Discos para história: Na Calada da Noite, do Barão Vermelho (1990)


História do disco

Um dos grandes fenômenos do rock brasileiro dos anos 1980, o Barão Vermelho passou por uma crise criativa assim que Cazuza deixou a banda em 1985. O filme "Cazuza – O Tempo não Para" (2004) dá a entender que o vocalista saiu para ter mais liberdade criativa dentro de uma carreira solo que poderia explorar diversos elementos musicais, diferente do que queria um intransigente Roberto Frejaj, guitarrista e principal parceiro nas composições.
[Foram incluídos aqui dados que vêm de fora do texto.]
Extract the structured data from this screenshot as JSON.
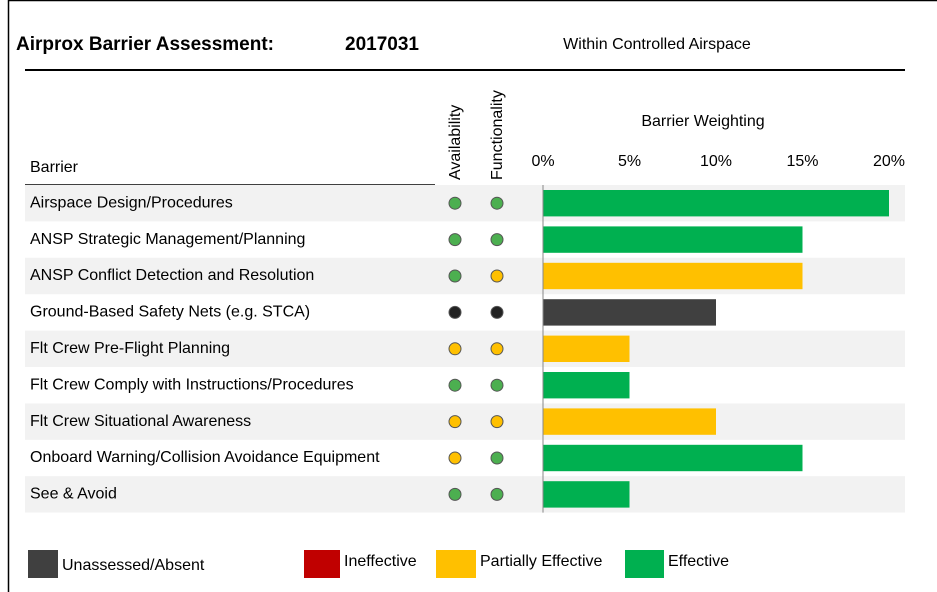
{
  "chart_data": {
    "type": "bar",
    "title": "Airprox Barrier Assessment:",
    "reference": "2017031",
    "subtitle": "Within Controlled Airspace",
    "category_header": "Barrier",
    "availability_header": "Availability",
    "functionality_header": "Functionality",
    "axis_label": "Barrier Weighting",
    "categories": [
      "Airspace Design/Procedures",
      "ANSP Strategic Management/Planning",
      "ANSP Conflict Detection and Resolution",
      "Ground-Based Safety Nets (e.g. STCA)",
      "Flt Crew Pre-Flight Planning",
      "Flt Crew Comply with Instructions/Procedures",
      "Flt Crew Situational Awareness",
      "Onboard Warning/Collision Avoidance Equipment",
      "See & Avoid"
    ],
    "values": [
      20,
      15,
      15,
      10,
      5,
      5,
      10,
      15,
      5
    ],
    "colors": [
      "#00b050",
      "#00b050",
      "#ffc000",
      "#404040",
      "#ffc000",
      "#00b050",
      "#ffc000",
      "#00b050",
      "#00b050"
    ],
    "availability_colors": [
      "#4caf50",
      "#4caf50",
      "#4caf50",
      "#222222",
      "#ffc000",
      "#4caf50",
      "#ffc000",
      "#ffc000",
      "#4caf50"
    ],
    "functionality_colors": [
      "#4caf50",
      "#4caf50",
      "#ffc000",
      "#222222",
      "#ffc000",
      "#4caf50",
      "#ffc000",
      "#4caf50",
      "#4caf50"
    ],
    "xlim": [
      0,
      20
    ],
    "xticks": [
      {
        "value": 0,
        "label": "0%"
      },
      {
        "value": 5,
        "label": "5%"
      },
      {
        "value": 10,
        "label": "10%"
      },
      {
        "value": 15,
        "label": "15%"
      },
      {
        "value": 20,
        "label": "20%"
      }
    ],
    "legend": [
      {
        "name": "Unassessed/Absent",
        "color": "#404040"
      },
      {
        "name": "Ineffective",
        "color": "#c00000"
      },
      {
        "name": "Partially Effective",
        "color": "#ffc000"
      },
      {
        "name": "Effective",
        "color": "#00b050"
      }
    ]
  }
}
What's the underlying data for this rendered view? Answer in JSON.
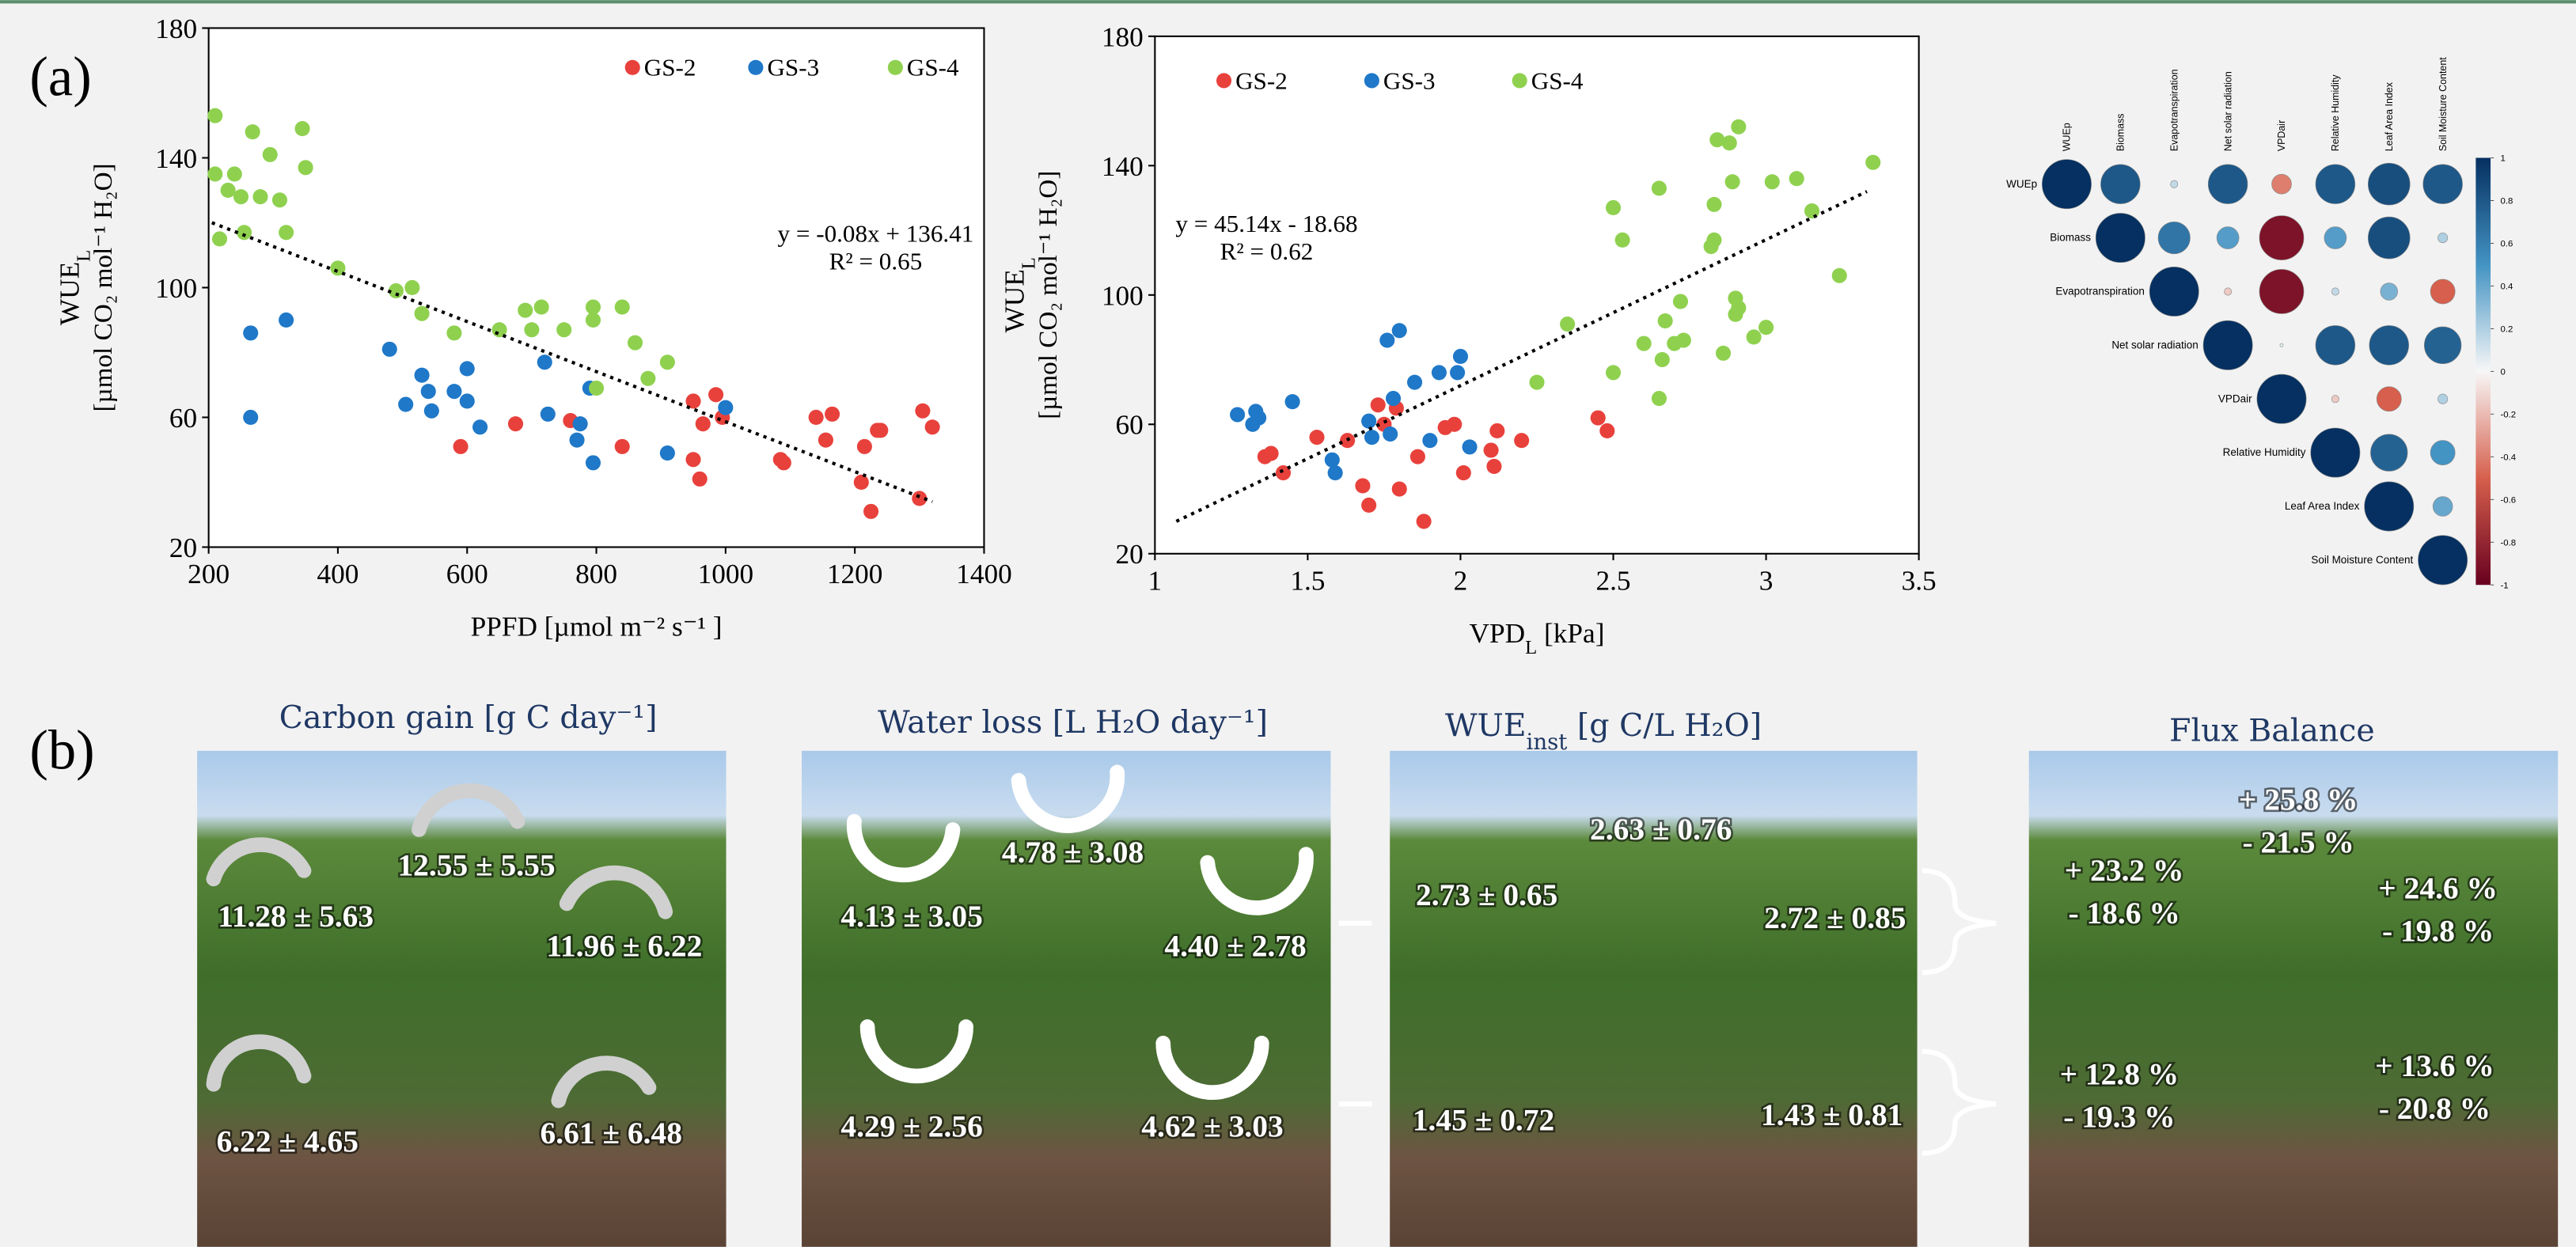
{
  "panel_labels": [
    "(a)",
    "(b)"
  ],
  "chart_data": [
    {
      "type": "scatter",
      "x_label": {
        "text": "PPFD [µmol m⁻² s⁻¹ ]"
      },
      "y_label": {
        "text": "WUE",
        "sub": "L",
        "line2": "[µmol CO₂ mol⁻¹ H₂O]"
      },
      "xlim": [
        200,
        1400
      ],
      "xticks": [
        200,
        400,
        600,
        800,
        1000,
        1200,
        1400
      ],
      "ylim": [
        20,
        180
      ],
      "yticks": [
        20,
        60,
        100,
        140,
        180
      ],
      "equation": "y = -0.08x + 136.41",
      "r_squared": "R² = 0.65",
      "trendline": {
        "x": [
          205,
          1320
        ],
        "y": [
          120,
          34
        ]
      },
      "series": [
        {
          "name": "GS-2",
          "color": "#e8413c",
          "x": [
            590,
            675,
            760,
            840,
            950,
            950,
            960,
            965,
            985,
            995,
            1085,
            1090,
            1140,
            1155,
            1165,
            1210,
            1215,
            1225,
            1235,
            1240,
            1300,
            1305,
            1320
          ],
          "values": [
            51,
            58,
            59,
            51,
            65,
            47,
            41,
            58,
            67,
            60,
            47,
            46,
            60,
            53,
            61,
            40,
            51,
            31,
            56,
            56,
            35,
            62,
            57
          ]
        },
        {
          "name": "GS-3",
          "color": "#1f78c8",
          "x": [
            265,
            265,
            320,
            480,
            505,
            530,
            540,
            545,
            580,
            600,
            600,
            620,
            720,
            725,
            770,
            775,
            795,
            790,
            910,
            1000
          ],
          "values": [
            86,
            60,
            90,
            81,
            64,
            73,
            68,
            62,
            68,
            75,
            65,
            57,
            77,
            61,
            53,
            58,
            46,
            69,
            49,
            63
          ]
        },
        {
          "name": "GS-4",
          "color": "#8fd14f",
          "x": [
            210,
            210,
            217,
            230,
            240,
            250,
            255,
            268,
            280,
            295,
            310,
            320,
            345,
            350,
            400,
            490,
            515,
            530,
            580,
            650,
            690,
            700,
            715,
            750,
            795,
            795,
            800,
            840,
            860,
            880,
            910
          ],
          "values": [
            153,
            135,
            115,
            130,
            135,
            128,
            117,
            148,
            128,
            141,
            127,
            117,
            149,
            137,
            106,
            99,
            100,
            92,
            86,
            87,
            93,
            87,
            94,
            87,
            94,
            90,
            69,
            94,
            83,
            72,
            77
          ]
        }
      ]
    },
    {
      "type": "scatter",
      "x_label": {
        "text": "VPD",
        "sub": "L",
        "tail": " [kPa]"
      },
      "y_label": {
        "text": "WUE",
        "sub": "L",
        "line2": "[µmol CO₂ mol⁻¹ H₂O]"
      },
      "xlim": [
        1,
        3.5
      ],
      "xticks": [
        1,
        1.5,
        2,
        2.5,
        3,
        3.5
      ],
      "ylim": [
        20,
        180
      ],
      "yticks": [
        20,
        60,
        100,
        140,
        180
      ],
      "equation": "y = 45.14x - 18.68",
      "r_squared": "R² = 0.62",
      "trendline": {
        "x": [
          1.07,
          3.33
        ],
        "y": [
          30,
          132
        ]
      },
      "series": [
        {
          "name": "GS-2",
          "color": "#e8413c",
          "x": [
            1.36,
            1.38,
            1.42,
            1.53,
            1.63,
            1.68,
            1.7,
            1.73,
            1.75,
            1.79,
            1.8,
            1.86,
            1.88,
            1.95,
            1.98,
            2.01,
            2.1,
            2.11,
            2.12,
            2.2,
            2.45,
            2.48
          ],
          "values": [
            50,
            51,
            45,
            56,
            55,
            41,
            35,
            66,
            60,
            65,
            40,
            50,
            30,
            59,
            60,
            45,
            52,
            47,
            58,
            55,
            62,
            58
          ]
        },
        {
          "name": "GS-3",
          "color": "#1f78c8",
          "x": [
            1.27,
            1.32,
            1.33,
            1.34,
            1.45,
            1.58,
            1.59,
            1.7,
            1.71,
            1.76,
            1.77,
            1.78,
            1.8,
            1.85,
            1.9,
            1.93,
            1.99,
            2.0,
            2.03
          ],
          "values": [
            63,
            60,
            64,
            62,
            67,
            49,
            45,
            61,
            56,
            86,
            57,
            68,
            89,
            73,
            55,
            76,
            76,
            81,
            53
          ]
        },
        {
          "name": "GS-4",
          "color": "#8fd14f",
          "x": [
            2.25,
            2.35,
            2.5,
            2.5,
            2.53,
            2.6,
            2.65,
            2.65,
            2.66,
            2.67,
            2.7,
            2.72,
            2.73,
            2.82,
            2.83,
            2.83,
            2.84,
            2.86,
            2.88,
            2.89,
            2.9,
            2.9,
            2.91,
            2.91,
            2.96,
            3.0,
            3.02,
            3.1,
            3.15,
            3.24,
            3.35
          ],
          "values": [
            73,
            91,
            127,
            76,
            117,
            85,
            68,
            133,
            80,
            92,
            85,
            98,
            86,
            115,
            117,
            128,
            148,
            82,
            147,
            135,
            99,
            94,
            96,
            152,
            87,
            90,
            135,
            136,
            126,
            106,
            141
          ]
        }
      ]
    },
    {
      "type": "correlation",
      "variables": [
        "WUEp",
        "Biomass",
        "Evapotranspiration",
        "Net solar radiation",
        "VPDair",
        "Relative Humidity",
        "Leaf Area Index",
        "Soil Moisture Content"
      ],
      "matrix": [
        [
          1,
          0.8,
          0.15,
          0.8,
          -0.4,
          0.8,
          0.85,
          0.8
        ],
        [
          null,
          1,
          0.65,
          0.45,
          -0.9,
          0.45,
          0.85,
          0.2
        ],
        [
          null,
          null,
          1,
          -0.15,
          -0.9,
          0.15,
          0.35,
          -0.5
        ],
        [
          null,
          null,
          null,
          1,
          0.05,
          0.8,
          0.8,
          0.75
        ],
        [
          null,
          null,
          null,
          null,
          1,
          -0.15,
          -0.5,
          0.2
        ],
        [
          null,
          null,
          null,
          null,
          null,
          1,
          0.75,
          0.5
        ],
        [
          null,
          null,
          null,
          null,
          null,
          null,
          1,
          0.4
        ],
        [
          null,
          null,
          null,
          null,
          null,
          null,
          null,
          1
        ]
      ],
      "colors": [
        "#67001f",
        "#d6604d",
        "#f7f7f7",
        "#4393c3",
        "#053061"
      ],
      "clim": [
        -1,
        1
      ],
      "cticks": [
        1,
        0.8,
        0.6,
        0.4,
        0.2,
        0,
        -0.2,
        -0.4,
        -0.6,
        -0.8,
        -1
      ]
    }
  ],
  "panel_b": [
    {
      "title": {
        "text": "Carbon gain [g C day⁻¹]"
      },
      "labels": [
        [
          "12.55 ± 5.55"
        ],
        [
          "11.28 ± 5.63"
        ],
        [
          "11.96 ± 6.22"
        ],
        [
          "6.22 ± 4.65"
        ],
        [
          "6.61 ± 6.48"
        ]
      ]
    },
    {
      "title": {
        "text": "Water loss [L H₂O day⁻¹]"
      },
      "labels": [
        [
          "4.78 ± 3.08"
        ],
        [
          "4.13 ± 3.05"
        ],
        [
          "4.40 ± 2.78"
        ],
        [
          "4.29 ± 2.56"
        ],
        [
          "4.62 ± 3.03"
        ]
      ]
    },
    {
      "title": {
        "text": "WUE",
        "sub": "inst",
        "tail": " [g C/L H₂O]"
      },
      "labels": [
        [
          "2.63 ± 0.76"
        ],
        [
          "2.73 ± 0.65"
        ],
        [
          "2.72 ± 0.85"
        ],
        [
          "1.45 ± 0.72"
        ],
        [
          "1.43 ± 0.81"
        ]
      ]
    },
    {
      "title": {
        "text": "Flux Balance"
      },
      "labels": [
        [
          "+ 25.8 %",
          "- 21.5 %"
        ],
        [
          "+ 23.2 %",
          "- 18.6 %"
        ],
        [
          "+ 24.6 %",
          "- 19.8 %"
        ],
        [
          "+ 12.8 %",
          "- 19.3 %"
        ],
        [
          "+ 13.6 %",
          "- 20.8 %"
        ]
      ]
    }
  ]
}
Ao longo dos anos, porém, os depoimentos de integrantes e do empresário e produtor Ezequiel Neves falam abertamente que foi em comum acordo. O fato é que o grupo decidiu continuar com Frejaj como vocalista principal. Em 1986, saiu o primeiro disco sem Cazuza. Chamado "Declare Guerra", não vendeu muito bem por conta da qualidade e de uma péssima prensagem. Muitos alegam que a Som Livre havia abandonado o Barão Vermelho para apoiar a carreira solo de Cazuza – e essa alegação só piorava quando lembravam que o João Araújo, presidente da gravadora, era pai do cantor.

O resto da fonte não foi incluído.